The man had been hospitalized in the Kinki region. He had not expressed in writing a desire to be an organ donor, but his family agreed to the harvest of his organs--the ninth case of organ donation with only a family's consent under the new law.
The revised law made it possible to transplant organs from a brain-dead person with only his or her family's permission, as long as the person had not clearly expressed the wish not to donate or be declared brain dead.
The organ transplant network quoted one of the man's relatives as saying the man had told his family: "Organ transplants can save people's lives."
"We wanted to respect his will. We're proud that parts of his body will be alive in other people and help them," the relative was quoted as saying.
The man's heart, lungs, liver, kidneys and pancreas will be transplanted into six patients nationwide.
The country's first organ transplant from a brain-dead donor was conducted in February 1999, about a year and four months after the initial Organ Transplant Law was put into force in October 1997. The 10th organ transplant from a brain-dead donor was not conducted until January 2001, about three years and three months later.
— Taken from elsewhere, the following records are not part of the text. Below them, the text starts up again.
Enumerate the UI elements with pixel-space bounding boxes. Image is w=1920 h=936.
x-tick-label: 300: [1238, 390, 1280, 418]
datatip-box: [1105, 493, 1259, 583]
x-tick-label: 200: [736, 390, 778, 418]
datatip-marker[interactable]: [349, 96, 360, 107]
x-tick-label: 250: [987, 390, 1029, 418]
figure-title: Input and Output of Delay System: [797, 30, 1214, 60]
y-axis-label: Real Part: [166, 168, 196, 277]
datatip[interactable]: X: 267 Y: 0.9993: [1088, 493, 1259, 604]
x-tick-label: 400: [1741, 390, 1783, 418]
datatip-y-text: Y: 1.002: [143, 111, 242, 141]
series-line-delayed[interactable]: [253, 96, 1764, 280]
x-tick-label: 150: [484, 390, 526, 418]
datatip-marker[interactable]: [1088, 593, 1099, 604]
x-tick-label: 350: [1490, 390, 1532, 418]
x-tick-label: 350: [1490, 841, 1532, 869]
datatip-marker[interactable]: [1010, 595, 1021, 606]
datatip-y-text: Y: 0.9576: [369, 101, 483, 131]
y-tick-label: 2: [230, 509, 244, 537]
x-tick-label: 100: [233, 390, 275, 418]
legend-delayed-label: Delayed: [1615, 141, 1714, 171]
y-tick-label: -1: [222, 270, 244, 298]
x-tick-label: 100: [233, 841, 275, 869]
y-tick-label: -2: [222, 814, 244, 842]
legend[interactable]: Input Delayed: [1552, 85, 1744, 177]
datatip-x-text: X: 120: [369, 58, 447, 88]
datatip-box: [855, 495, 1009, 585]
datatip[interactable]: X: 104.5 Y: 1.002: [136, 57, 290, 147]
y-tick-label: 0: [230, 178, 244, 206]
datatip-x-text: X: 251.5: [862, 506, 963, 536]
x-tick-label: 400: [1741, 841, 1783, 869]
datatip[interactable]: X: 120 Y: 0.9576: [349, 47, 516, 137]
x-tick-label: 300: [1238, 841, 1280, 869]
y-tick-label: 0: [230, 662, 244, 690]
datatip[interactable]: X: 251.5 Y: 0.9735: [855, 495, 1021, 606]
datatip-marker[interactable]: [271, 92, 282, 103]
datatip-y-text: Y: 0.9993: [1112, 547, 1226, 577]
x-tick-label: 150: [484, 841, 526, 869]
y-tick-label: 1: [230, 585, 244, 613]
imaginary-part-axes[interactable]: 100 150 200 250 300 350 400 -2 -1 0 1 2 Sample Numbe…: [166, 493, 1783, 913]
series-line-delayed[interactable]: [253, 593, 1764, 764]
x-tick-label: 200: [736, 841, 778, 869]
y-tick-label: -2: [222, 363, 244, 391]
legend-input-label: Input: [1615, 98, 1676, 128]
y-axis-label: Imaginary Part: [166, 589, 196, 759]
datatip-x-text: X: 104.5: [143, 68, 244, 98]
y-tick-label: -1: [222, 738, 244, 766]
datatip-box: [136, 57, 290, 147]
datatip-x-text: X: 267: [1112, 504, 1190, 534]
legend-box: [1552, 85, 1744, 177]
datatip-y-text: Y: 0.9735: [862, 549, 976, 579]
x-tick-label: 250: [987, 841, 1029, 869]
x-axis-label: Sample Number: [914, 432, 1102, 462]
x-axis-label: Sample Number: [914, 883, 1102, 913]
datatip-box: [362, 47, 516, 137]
Before the law's revision, organs could not be donated from brain-dead individuals unless they had left a written statement expressing their desire to do so. The relaxation of the criteria has clearly contributed to a sharp increase in organ transplants.
Among the nine cases in which organ transplants have been conducted with only the families' consent, brain-dead patients had verbally expressed desire to donate in just three.
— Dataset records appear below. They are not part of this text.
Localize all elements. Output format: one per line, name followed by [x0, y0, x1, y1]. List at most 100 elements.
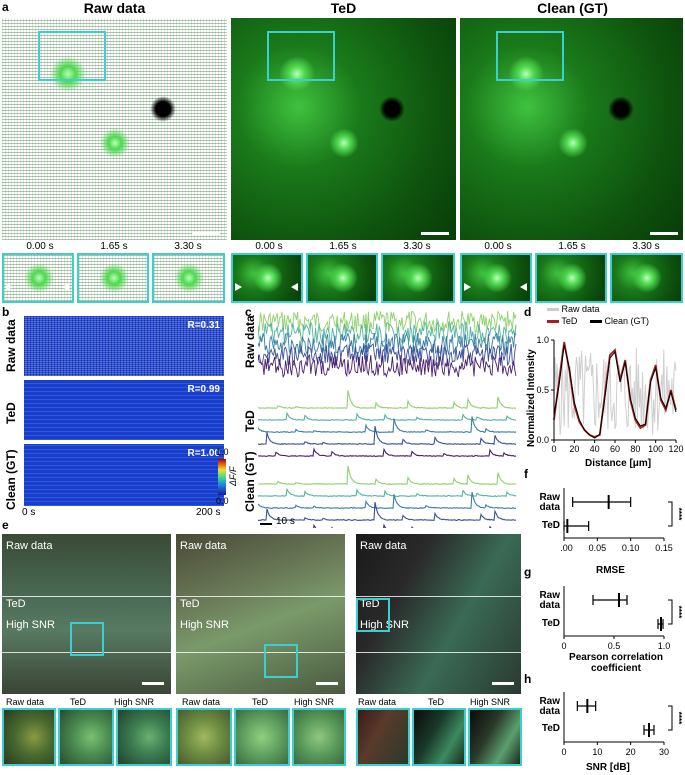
- heatmap-gt: R=1.00: [24, 444, 224, 506]
- time-label: 0.00 s: [255, 241, 283, 252]
- legend-ted: TeD: [547, 316, 577, 326]
- panel-a-title-raw: Raw data: [83, 0, 146, 16]
- panel-b-label: b: [2, 305, 10, 319]
- e-thumb-label: TeD: [428, 697, 445, 707]
- e-thumb: [58, 708, 114, 766]
- e-thumb: [2, 708, 56, 766]
- scale-bar: [192, 232, 220, 235]
- legend-ted-text: TeD: [561, 316, 578, 326]
- scale-bar: [650, 232, 678, 235]
- gt-thumb: [460, 253, 532, 303]
- clean-traces: [258, 390, 517, 528]
- significance-bracket: [668, 599, 673, 625]
- e-thumb: [468, 708, 522, 766]
- roi-box: [496, 31, 564, 81]
- x-tick-label: 10: [592, 747, 602, 757]
- x-start: 0 s: [22, 507, 36, 518]
- time-label: 0.00 s: [484, 241, 512, 252]
- colorbar-max: 1.0: [216, 447, 229, 457]
- f-cat-raw: Raw data: [539, 492, 560, 513]
- colorbar-label: ΔF/F: [228, 466, 238, 486]
- panel-g-label: g: [524, 565, 532, 579]
- row-label: Clean (GT): [243, 451, 257, 512]
- g-xlabel: Pearson correlation coefficient: [569, 652, 663, 674]
- time-label: 3.30 s: [632, 241, 660, 252]
- x-tick-label: 30: [659, 747, 669, 757]
- e-thumb-label: Raw data: [182, 697, 221, 707]
- roi-box: [267, 31, 335, 81]
- time-label: 3.30 s: [403, 241, 431, 252]
- ted-micrograph: [231, 18, 456, 240]
- raw-trace-line: [258, 354, 517, 379]
- d-ylabel: Normalized Intensity: [526, 349, 537, 447]
- e-micrograph-2: Raw data TeD High SNR: [176, 534, 345, 694]
- significance-stars: ****: [674, 508, 683, 521]
- g-cat-raw: Raw data: [539, 590, 560, 611]
- significance-bracket: [668, 705, 673, 731]
- e-thumb: [412, 708, 466, 766]
- e-thumb-label: High SNR: [470, 697, 511, 707]
- r-value: R=1.00: [187, 448, 220, 459]
- heatmap-ted: R=0.99: [24, 380, 224, 440]
- overlay-label: Raw data: [180, 540, 227, 552]
- y-tick-label: 1.0: [536, 335, 549, 345]
- ted-trace-line: [258, 416, 517, 434]
- panel-f-label: f: [524, 467, 528, 481]
- h-xlabel: SNR [dB]: [586, 762, 630, 773]
- e-thumb: [234, 708, 290, 766]
- panel-h-label: h: [524, 672, 532, 686]
- x-tick-label: 0.5: [608, 641, 621, 651]
- gt-trace-line: [258, 465, 517, 486]
- gt-trace-line: [275, 523, 492, 528]
- r-value: R=0.99: [187, 384, 220, 395]
- ted-thumb: [306, 253, 378, 303]
- raw-traces: [258, 310, 517, 379]
- row-label: Raw data: [4, 319, 18, 372]
- x-tick-label: 100: [648, 444, 663, 454]
- overlay-label: TeD: [180, 598, 200, 610]
- x-tick-label: 40: [590, 444, 600, 454]
- f-xlabel: RMSE: [596, 565, 625, 576]
- h-cat-ted: TeD: [541, 723, 560, 734]
- overlay-label: High SNR: [6, 619, 55, 631]
- x-tick-label: 20: [569, 444, 579, 454]
- legend-gt-text: Clean (GT): [604, 316, 650, 326]
- overlay-label: Raw data: [6, 540, 53, 552]
- f-cat-ted: TeD: [541, 520, 560, 531]
- x-tick-label: 0.05: [589, 543, 607, 553]
- overlay-label: TeD: [6, 598, 26, 610]
- significance-bracket: [668, 501, 673, 527]
- ted-thumb: [381, 253, 455, 303]
- ted-thumb: [231, 253, 303, 303]
- ted-line: [553, 341, 677, 438]
- scale-bar: [421, 232, 449, 235]
- raw-trace-line: [258, 331, 517, 357]
- legend-raw-text: Raw data: [561, 304, 600, 314]
- colorbar: [218, 459, 226, 495]
- d-xlabel: Distance [μm]: [585, 458, 652, 469]
- x-tick-label: 0: [561, 641, 566, 651]
- gt-trace-line: [258, 501, 517, 522]
- x-tick-label: 0.10: [622, 543, 640, 553]
- raw-data-line: [553, 348, 677, 436]
- ted-trace-line: [258, 390, 516, 410]
- raw-micrograph: [2, 18, 227, 240]
- e-thumb-label: High SNR: [114, 697, 155, 707]
- time-label: 1.65 s: [100, 241, 128, 252]
- significance-stars: ****: [674, 606, 683, 619]
- g-cat-ted: TeD: [541, 618, 560, 629]
- e-thumb-label: TeD: [70, 697, 87, 707]
- time-label: 1.65 s: [329, 241, 357, 252]
- ted-trace-line: [258, 411, 517, 422]
- x-tick-label: 60: [610, 444, 620, 454]
- overlay-label: Raw data: [360, 540, 407, 552]
- y-tick-label: 0.5: [536, 385, 549, 395]
- gt-trace-line: [258, 487, 517, 498]
- x-tick-label: 0.00: [560, 543, 573, 553]
- row-label: Clean (GT): [4, 449, 18, 510]
- x-tick-label: 80: [630, 444, 640, 454]
- e-thumb: [356, 708, 410, 766]
- errorbar-chart-g: 0 0.5 1.0 ****: [561, 586, 683, 651]
- e-thumb-label: High SNR: [294, 697, 335, 707]
- raw-trace-line: [258, 320, 517, 345]
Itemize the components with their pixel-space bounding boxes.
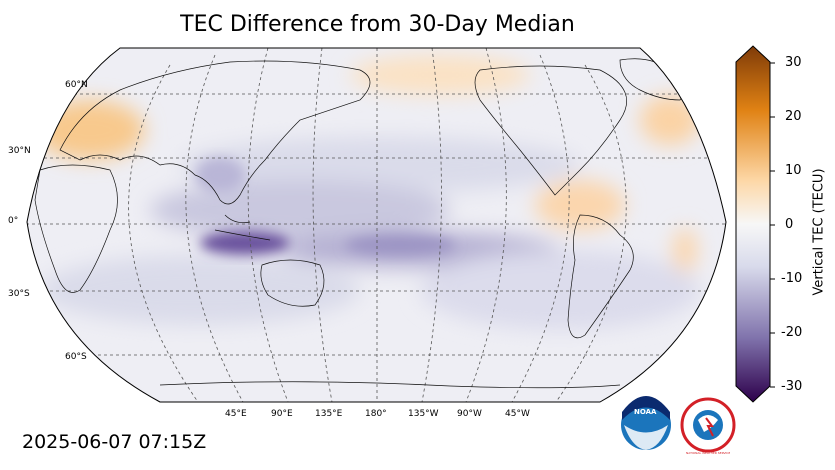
nws-logo — [680, 397, 736, 453]
coastlines — [34, 58, 684, 389]
lon-label-135w: 135°W — [408, 409, 439, 419]
noaa-logo — [621, 396, 671, 450]
colorbar-tick-10: 10 — [785, 163, 802, 178]
colorbar-tick-minus10: -10 — [781, 271, 803, 286]
lon-label-45w: 45°W — [505, 409, 530, 419]
lat-label-60n: 60°N — [65, 80, 88, 90]
colorbar-tick-30: 30 — [785, 55, 802, 70]
graticule — [27, 48, 726, 402]
tec-anomaly-field — [27, 48, 726, 402]
colorbar — [735, 45, 775, 403]
lon-label-180: 180° — [365, 409, 387, 419]
lon-label-45e: 45°E — [225, 409, 247, 419]
lat-label-0: 0° — [8, 216, 19, 226]
timestamp: 2025-06-07 07:15Z — [22, 431, 207, 453]
colorbar-tick-20: 20 — [785, 109, 802, 124]
colorbar-tick-minus30: -30 — [781, 379, 803, 394]
lat-label-30s: 30°S — [8, 289, 30, 299]
noaa-logo-text: NOAA — [634, 408, 657, 416]
lat-label-60s: 60°S — [65, 352, 87, 362]
lon-label-135e: 135°E — [315, 409, 343, 419]
lon-label-90e: 90°E — [271, 409, 293, 419]
colorbar-title: Vertical TEC (TECU) — [811, 168, 827, 296]
lat-label-30n: 30°N — [8, 146, 31, 156]
lon-label-90w: 90°W — [457, 409, 482, 419]
colorbar-tick-minus20: -20 — [781, 325, 803, 340]
nws-logo-text: NATIONAL WEATHER SERVICE — [686, 451, 730, 455]
colorbar-tick-0: 0 — [785, 217, 794, 232]
chart-title: TEC Difference from 30-Day Median — [180, 12, 575, 37]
In all the other cases, the families decided to donate the brain-dead persons' organs because they wanted parts of their loved ones' bodies to live on in others.
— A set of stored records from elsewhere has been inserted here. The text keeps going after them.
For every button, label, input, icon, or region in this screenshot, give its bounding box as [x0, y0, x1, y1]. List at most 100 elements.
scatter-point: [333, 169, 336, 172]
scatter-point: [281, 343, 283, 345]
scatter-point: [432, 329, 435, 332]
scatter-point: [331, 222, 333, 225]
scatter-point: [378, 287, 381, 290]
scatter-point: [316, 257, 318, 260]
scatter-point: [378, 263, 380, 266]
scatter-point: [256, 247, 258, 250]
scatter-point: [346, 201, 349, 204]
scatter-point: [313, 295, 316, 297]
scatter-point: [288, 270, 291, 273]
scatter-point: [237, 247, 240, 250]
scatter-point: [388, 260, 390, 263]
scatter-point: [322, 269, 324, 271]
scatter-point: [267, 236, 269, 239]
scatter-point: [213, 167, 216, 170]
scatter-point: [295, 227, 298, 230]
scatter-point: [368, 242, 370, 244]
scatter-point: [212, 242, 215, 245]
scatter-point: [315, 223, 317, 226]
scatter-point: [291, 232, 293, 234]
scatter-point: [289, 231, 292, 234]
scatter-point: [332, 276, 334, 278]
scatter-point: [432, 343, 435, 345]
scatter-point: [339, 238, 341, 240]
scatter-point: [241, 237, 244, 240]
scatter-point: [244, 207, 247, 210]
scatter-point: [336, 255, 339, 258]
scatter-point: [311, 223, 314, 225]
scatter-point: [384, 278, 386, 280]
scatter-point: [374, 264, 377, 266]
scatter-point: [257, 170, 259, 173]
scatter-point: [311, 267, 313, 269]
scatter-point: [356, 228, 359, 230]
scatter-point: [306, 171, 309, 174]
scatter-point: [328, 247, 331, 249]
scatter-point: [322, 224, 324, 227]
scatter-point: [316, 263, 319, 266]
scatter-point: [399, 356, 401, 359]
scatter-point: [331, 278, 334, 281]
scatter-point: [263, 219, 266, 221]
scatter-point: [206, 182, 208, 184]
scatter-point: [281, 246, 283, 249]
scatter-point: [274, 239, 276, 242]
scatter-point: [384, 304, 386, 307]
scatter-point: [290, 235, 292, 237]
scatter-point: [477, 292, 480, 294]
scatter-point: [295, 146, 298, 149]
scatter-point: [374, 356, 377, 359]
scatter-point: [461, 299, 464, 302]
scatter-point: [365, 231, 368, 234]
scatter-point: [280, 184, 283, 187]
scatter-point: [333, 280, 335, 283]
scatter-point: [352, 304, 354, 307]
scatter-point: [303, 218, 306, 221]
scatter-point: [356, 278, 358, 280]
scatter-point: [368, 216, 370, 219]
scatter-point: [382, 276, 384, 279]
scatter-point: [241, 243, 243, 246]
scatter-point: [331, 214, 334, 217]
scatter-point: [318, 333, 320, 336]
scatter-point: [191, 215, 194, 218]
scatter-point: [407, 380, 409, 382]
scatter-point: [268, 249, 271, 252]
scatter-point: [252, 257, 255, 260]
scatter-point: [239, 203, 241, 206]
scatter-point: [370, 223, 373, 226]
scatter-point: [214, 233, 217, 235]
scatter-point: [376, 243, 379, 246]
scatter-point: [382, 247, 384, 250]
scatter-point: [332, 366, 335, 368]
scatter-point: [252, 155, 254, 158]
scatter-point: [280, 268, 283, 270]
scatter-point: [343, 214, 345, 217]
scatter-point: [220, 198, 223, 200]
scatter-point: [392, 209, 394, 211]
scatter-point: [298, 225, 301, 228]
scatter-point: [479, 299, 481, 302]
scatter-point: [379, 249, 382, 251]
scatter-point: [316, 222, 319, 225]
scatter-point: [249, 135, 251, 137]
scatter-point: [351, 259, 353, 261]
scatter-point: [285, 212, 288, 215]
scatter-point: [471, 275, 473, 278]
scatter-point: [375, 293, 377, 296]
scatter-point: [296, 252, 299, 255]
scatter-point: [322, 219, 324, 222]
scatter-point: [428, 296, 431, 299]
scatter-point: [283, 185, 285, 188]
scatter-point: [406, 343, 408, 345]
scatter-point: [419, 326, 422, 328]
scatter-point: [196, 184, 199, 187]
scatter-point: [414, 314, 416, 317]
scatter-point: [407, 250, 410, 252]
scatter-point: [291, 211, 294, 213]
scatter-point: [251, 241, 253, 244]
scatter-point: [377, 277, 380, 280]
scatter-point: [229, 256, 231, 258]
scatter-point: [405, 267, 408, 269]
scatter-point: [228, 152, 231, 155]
"I believe the public's understanding of organ donations has deepened," said Prof. Atsushi Aikawa of Toho University, the top spokesman for the Japan Society for Transplantation.
If the current pace continues, the annual number of organ donations from brain-dead donors will likely rise sixfold, to about 60, from the number that took place each year before the law's revision.
The figure is still far less than the United States and Europe. The United States sees about 2,000 heart transplants from brain-dead donors each year, and there are several hundred in Europe.
But if the number of organ donations from brain-dead patients continues to increase, it might make it difficult for workers in emergency medical care facilities and network personnel to follow all necessary procedures. Emergency facilities suffer from a chronic shortage of doctors, and the network has only 26 organ transplant coordinators.
Whether organ transplants in Japan will be able to take root in this country as a medical treatment conducted at a global standard depends on the nation's efforts to improve its medical services.
"Without long-term observation, we can't know whether this pace can continue," said Jiro Nudeshima, a bioethics researcher at the Tokyo Foundation.
"But even the current number is among the lowest in the world. If many people feel the current pace is high, it means [the concept of] organ transplants still haven't taken root in this country."